The Ca _v3.3 calcium channel is the major sleep spindle pacemaker in thalamus

Low-threshold (T-type) Ca ²⁺ channels encoded by the Ca _V3 genes endow neurons with oscillatory properties that underlie slow waves characteristic of the non-rapid eye movement (NREM) sleep EEG. Three Ca _V3 channel subtypes are expressed in the thalamocortical (TC) system, but their respective roles for the sleep EEG are unclear. Ca _V3.3 protein is expressed abundantly in the nucleus reticularis thalami (nRt), an essential oscillatory burst generator. We report the characterization of a transgenic Ca _V3.3 ^-/- mouse line and demonstrate that Ca _V3.3 channels are indispensable for nRt function and for sleep spindles, a hallmark of natural sleep. The absence of Ca _V3.3 channels prevented oscillatory bursting in the lowfrequency (4-10 Hz) range in nRt cells but spared tonic discharge. In contrast, adjacent TC neurons expressing Ca _V3.1 channels retained low-threshold bursts.
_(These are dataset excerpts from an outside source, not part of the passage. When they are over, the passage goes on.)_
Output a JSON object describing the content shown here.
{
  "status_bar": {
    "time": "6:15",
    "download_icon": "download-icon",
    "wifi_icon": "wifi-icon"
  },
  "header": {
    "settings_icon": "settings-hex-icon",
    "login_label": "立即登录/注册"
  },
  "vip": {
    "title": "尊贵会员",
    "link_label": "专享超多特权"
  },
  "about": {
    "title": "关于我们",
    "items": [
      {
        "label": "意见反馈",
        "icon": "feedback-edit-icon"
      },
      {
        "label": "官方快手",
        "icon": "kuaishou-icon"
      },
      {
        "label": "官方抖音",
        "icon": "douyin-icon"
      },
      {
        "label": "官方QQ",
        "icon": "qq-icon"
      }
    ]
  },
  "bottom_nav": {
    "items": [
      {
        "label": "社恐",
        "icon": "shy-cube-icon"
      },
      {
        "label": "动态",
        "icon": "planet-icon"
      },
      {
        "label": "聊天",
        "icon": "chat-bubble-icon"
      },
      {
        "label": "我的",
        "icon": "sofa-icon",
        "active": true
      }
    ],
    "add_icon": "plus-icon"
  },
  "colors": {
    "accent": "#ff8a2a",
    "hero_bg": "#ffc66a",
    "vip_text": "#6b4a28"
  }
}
Nevertheless, the generation of synchronized thalamic network oscillations underlying sleep-spindle waves was weakened markedly because of the reduced inhibition of TC neurons via nRt cells. T currents in Ca _V3.3 ^-/- mice were <30% compared with those in WT mice, and the remaining current, carried by Ca _V3.2 channels, generated dendritic [Ca ²⁺] _i signals insufficient to provoke oscillatory bursting that arises from interplay with Ca ²⁺-dependent small conductance-type 2 K ⁺ channels. Finally, naturally sleeping Ca _V3.3 ^-/- mice showed a selective reduction in the power density of the σ frequency band (10-12 Hz) at transitions from NREM to REM sleep, with other EEG waves remaining unaltered. Together, these data identify a central role for Ca _V3.3 channels in the rhythmogenic properties of the sleep-spindle generator and provide a molecular target to elucidate the roles of sleep spindles for brain function and development.